Several retailers are planning to deploy a similar system developed by U.K.-based startup Iconeme, which uses BLE technology to enable store mannequins to transmit data to customers. The VMBeacon solution consists of a beaconing device installed inside a mannequin that transmits a signal to the Bluetooth reader built into a consumer's phone. In that way, individuals who pass in front of mannequins, either in a store or at a store window, can receive information about the garments that mannequin is wearing, including sizes, colors, prices and online buying options, as well as coupons (see Iconeme Launches Bluetooth Beacon Solution for Mannequins).

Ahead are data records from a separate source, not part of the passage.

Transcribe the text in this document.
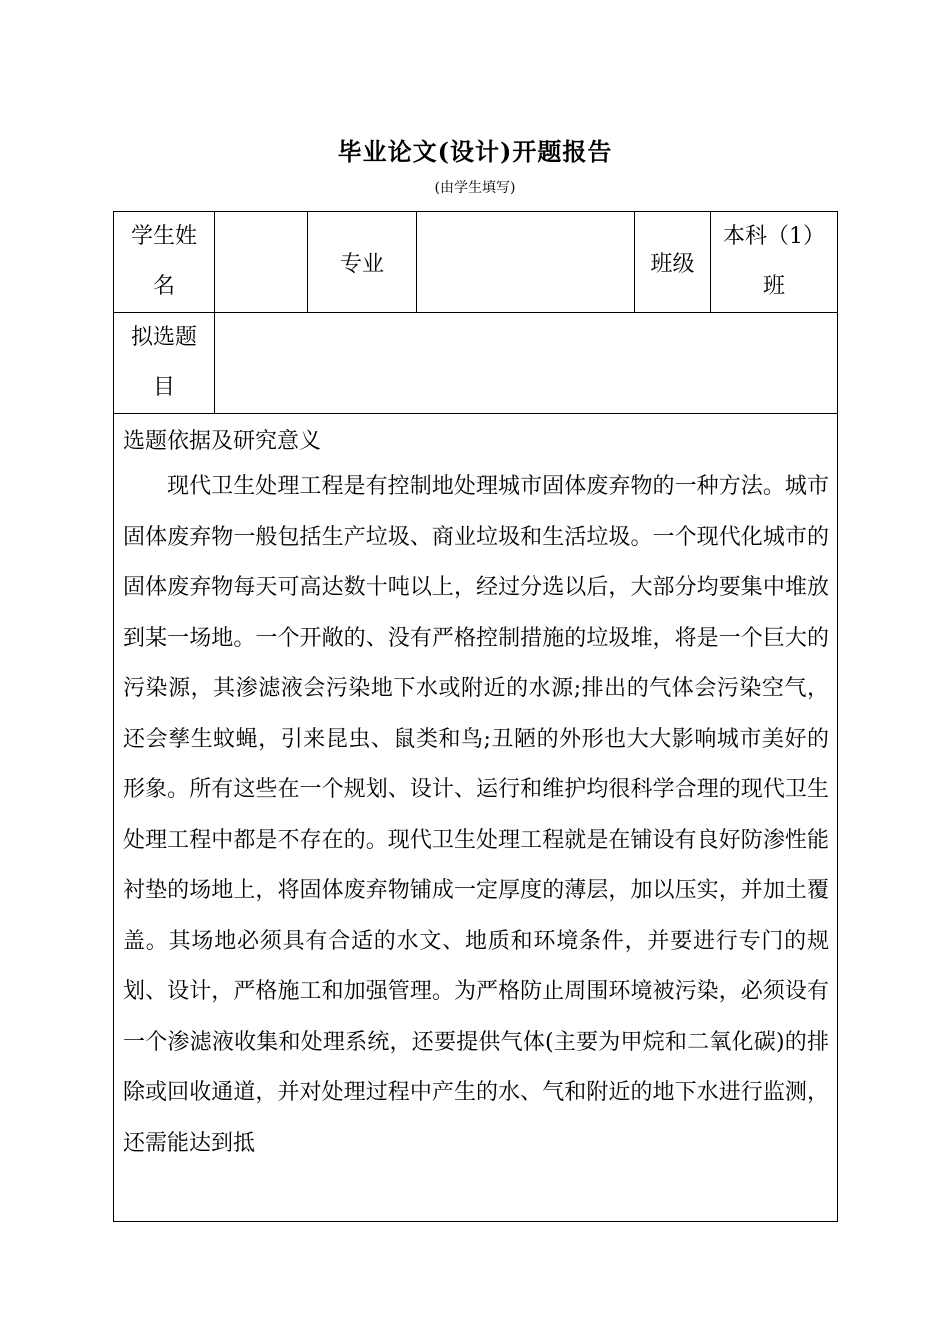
毕业论文(设计)开题报告
(由学生填写)
学生姓名		专业		班级	本科（1）班
拟选题目					

选题依据及研究意义

现代卫生处理工程是有控制地处理城市固体废弃物的一种方法。城市固体废弃物一般包括生产垃圾、商业垃圾和生活垃圾。一个现代化城市的固体废弃物每天可高达数十吨以上，经过分选以后，大部分均要集中堆放到某一场地。一个开敞的、没有严格控制措施的垃圾堆，将是一个巨大的污染源，其渗滤液会污染地下水或附近的水源;排出的气体会污染空气，还会孳生蚊蝇，引来昆虫、鼠类和鸟;丑陋的外形也大大影响城市美好的形象。所有这些在一个规划、设计、运行和维护均很科学合理的现代卫生处理工程中都是不存在的。现代卫生处理工程就是在铺设有良好防渗性能衬垫的场地上，将固体废弃物铺成一定厚度的薄层，加以压实，并加土覆盖。其场地必须具有合适的水文、地质和环境条件，并要进行专门的规划、设计，严格施工和加强管理。为严格防止周围环境被污染，必须设有一个渗滤液收集和处理系统，还要提供气体(主要为甲烷和二氧化碳)的排除或回收通道，并对处理过程中产生的水、气和附近的地下水进行监测，还需能达到抵					
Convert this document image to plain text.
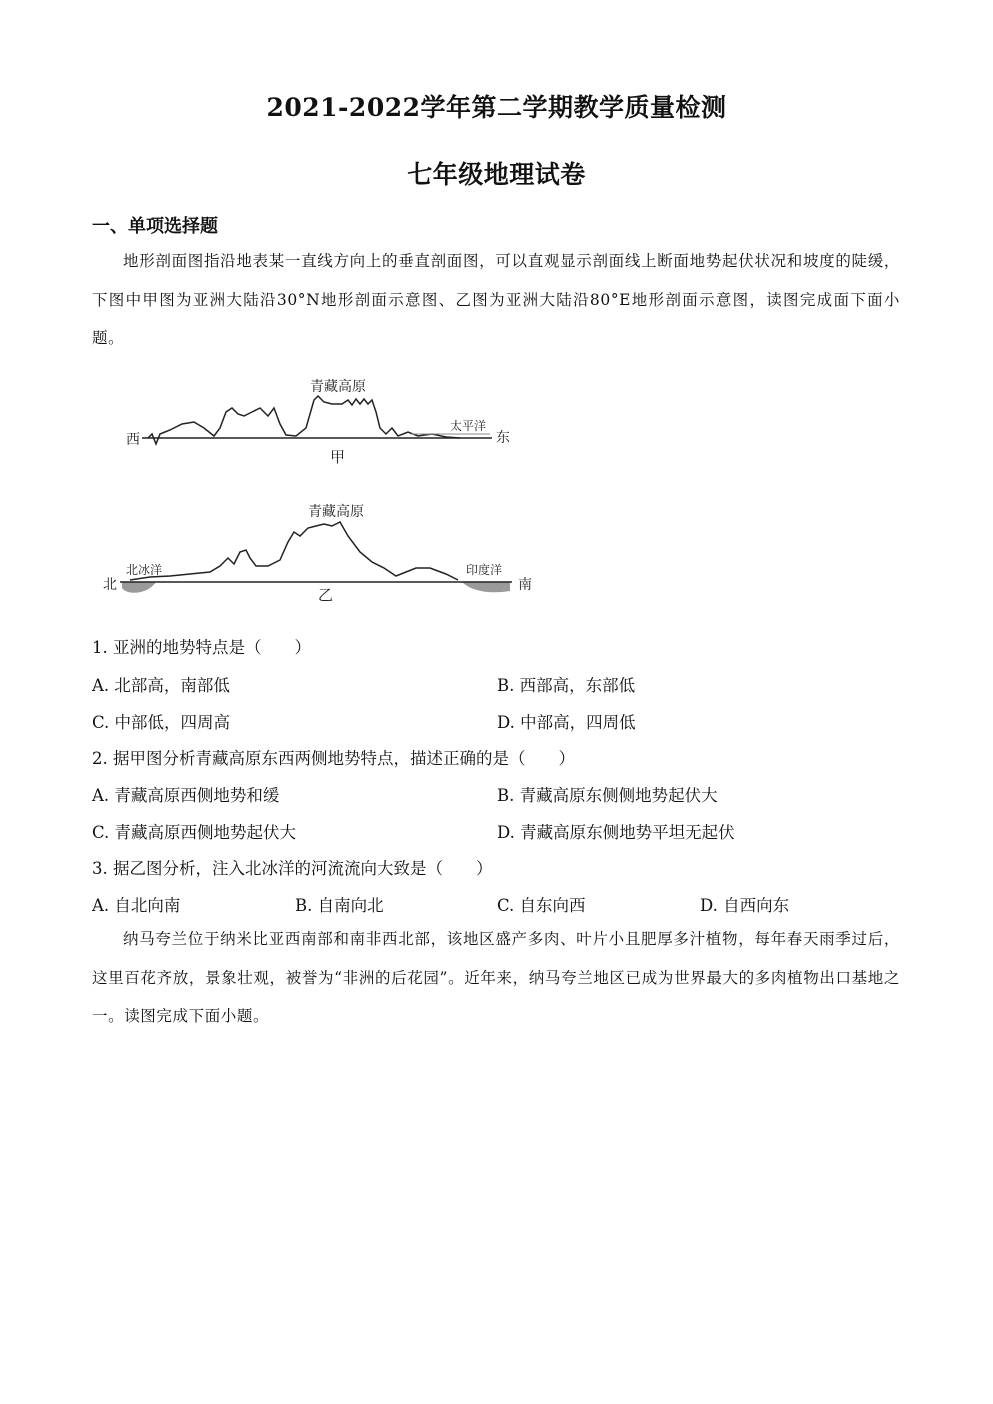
2021-2022学年第二学期教学质量检测
七年级地理试卷
一、单项选择题

地形剖面图指沿地表某一直线方向上的垂直剖面图，可以直观显示剖面线上断面地势起伏状况和坡度的陡缓，下图中甲图为亚洲大陆沿30°N地形剖面示意图、乙图为亚洲大陆沿80°E地形剖面示意图，读图完成面下面小题。

青藏高原
西	东
太平洋
甲
青藏高原
北	南
北冰洋	印度洋
乙
1. 亚洲的地势特点是（　　）
A. 北部高，南部低	B. 西部高，东部低
C. 中部低，四周高	D. 中部高，四周低
2. 据甲图分析青藏高原东西两侧地势特点，描述正确的是（　　）
A. 青藏高原西侧地势和缓	B. 青藏高原东侧侧地势起伏大
C. 青藏高原西侧地势起伏大	D. 青藏高原东侧地势平坦无起伏
3. 据乙图分析，注入北冰洋的河流流向大致是（　　）
A. 自北向南	B. 自南向北	C. 自东向西	D. 自西向东

纳马夸兰位于纳米比亚西南部和南非西北部，该地区盛产多肉、叶片小且肥厚多汁植物，每年春天雨季过后，这里百花齐放，景象壮观，被誉为“非洲的后花园”。近年来，纳马夸兰地区已成为世界最大的多肉植物出口基地之一。读图完成下面小题。
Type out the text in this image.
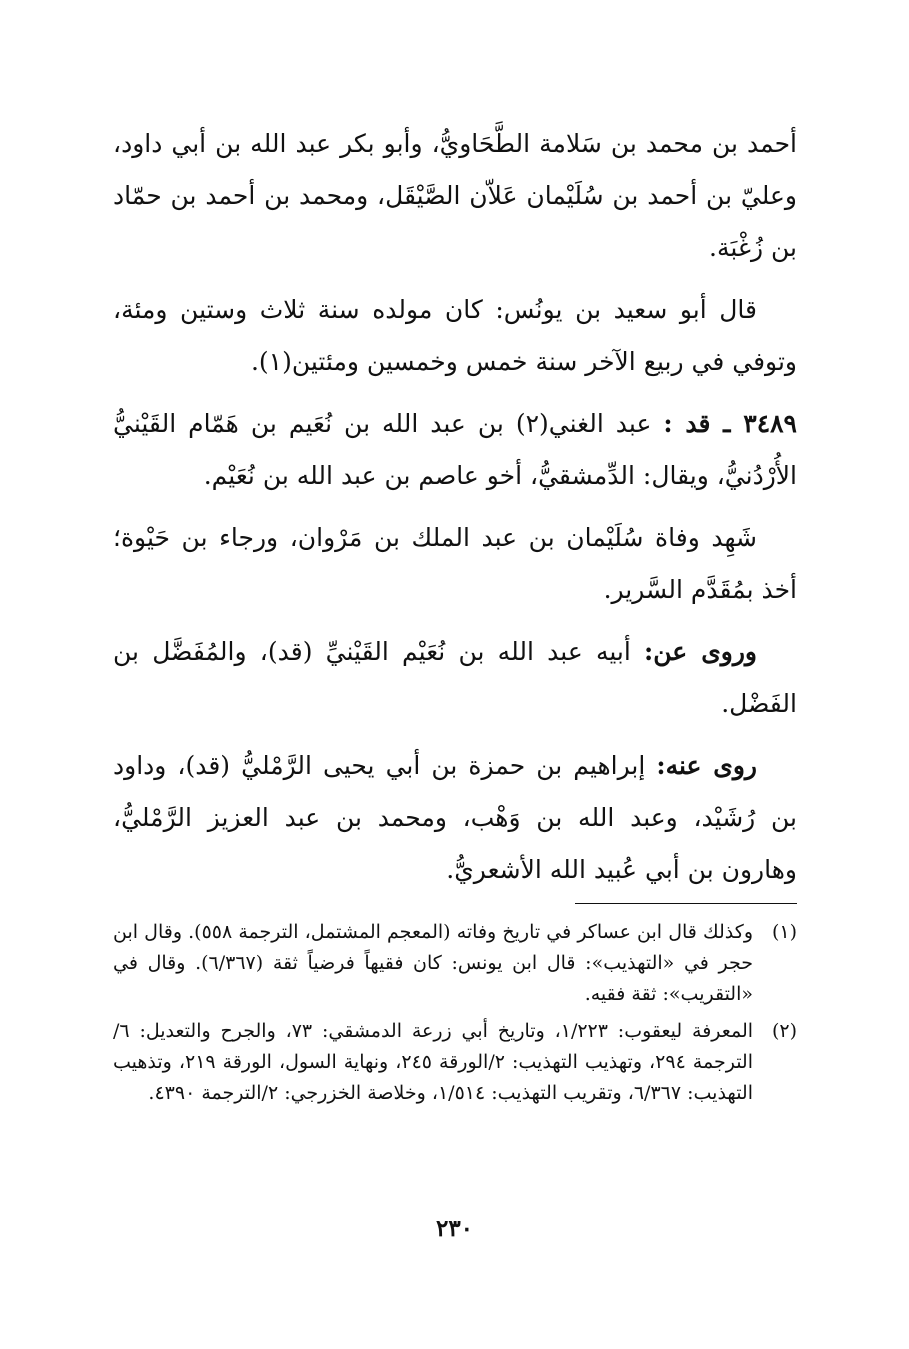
أحمد بن محمد بن سَلامة الطَّحَاويُّ، وأبو بكر عبد الله بن أبي داود، وعليّ بن أحمد بن سُلَيْمان عَلاّن الصَّيْقَل، ومحمد بن أحمد بن حمّاد بن زُغْبَة.

قال أبو سعيد بن يونُس: كان مولده سنة ثلاث وستين ومئة، وتوفي في ربيع الآخر سنة خمس وخمسين ومئتين(١).

٣٤٨٩ ـ قد : عبد الغني(٢) بن عبد الله بن نُعَيم بن هَمّام القَيْنيُّ الأُرْدُنيُّ، ويقال: الدِّمشقيُّ، أخو عاصم بن عبد الله بن نُعَيْم.

شَهِد وفاة سُلَيْمان بن عبد الملك بن مَرْوان، ورجاء بن حَيْوة؛ أخذ بمُقَدَّم السَّرير.

وروى عن: أبيه عبد الله بن نُعَيْم القَيْنيِّ (قد)، والمُفَضَّل بن الفَضْل.

روى عنه: إبراهيم بن حمزة بن أبي يحيى الرَّمْليُّ (قد)، وداود بن رُشَيْد، وعبد الله بن وَهْب، ومحمد بن عبد العزيز الرَّمْليُّ، وهارون بن أبي عُبيد الله الأشعريُّ.

(١)
وكذلك قال ابن عساكر في تاريخ وفاته (المعجم المشتمل، الترجمة ٥٥٨). وقال ابن حجر في «التهذيب»: قال ابن يونس: كان فقيهاً فرضياً ثقة (٦/٣٦٧). وقال في «التقريب»: ثقة فقيه.
(٢)
المعرفة ليعقوب: ١/٢٢٣، وتاريخ أبي زرعة الدمشقي: ٧٣، والجرح والتعديل: ٦/الترجمة ٢٩٤، وتهذيب التهذيب: ٢/الورقة ٢٤٥، ونهاية السول، الورقة ٢١٩، وتذهيب التهذيب: ٦/٣٦٧، وتقريب التهذيب: ١/٥١٤، وخلاصة الخزرجي: ٢/الترجمة ٤٣٩٠.
٢٣٠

Tarrytown Pharmacy, in Austin, Texas, deployed a series of hybrid beacons—combining BLE and Near Field Communication technologies—to enable customers to access coupons and promotional information regarding products via a simple tap of their mobile phones. The solution, provided by startup Shelfbucks, consists of the beacons and a Shelfbucks application that consumers download to display product and promotional information. If, for example, a customer taps a Shelfbucks beacon located in the store's cold and flu products section, he or she can receive information about facial tissues currently on sale (see Shelfbucks' Bluetooth-NFC Beacons Bring Discounts to Tarrytown Pharmacy's Shoppers).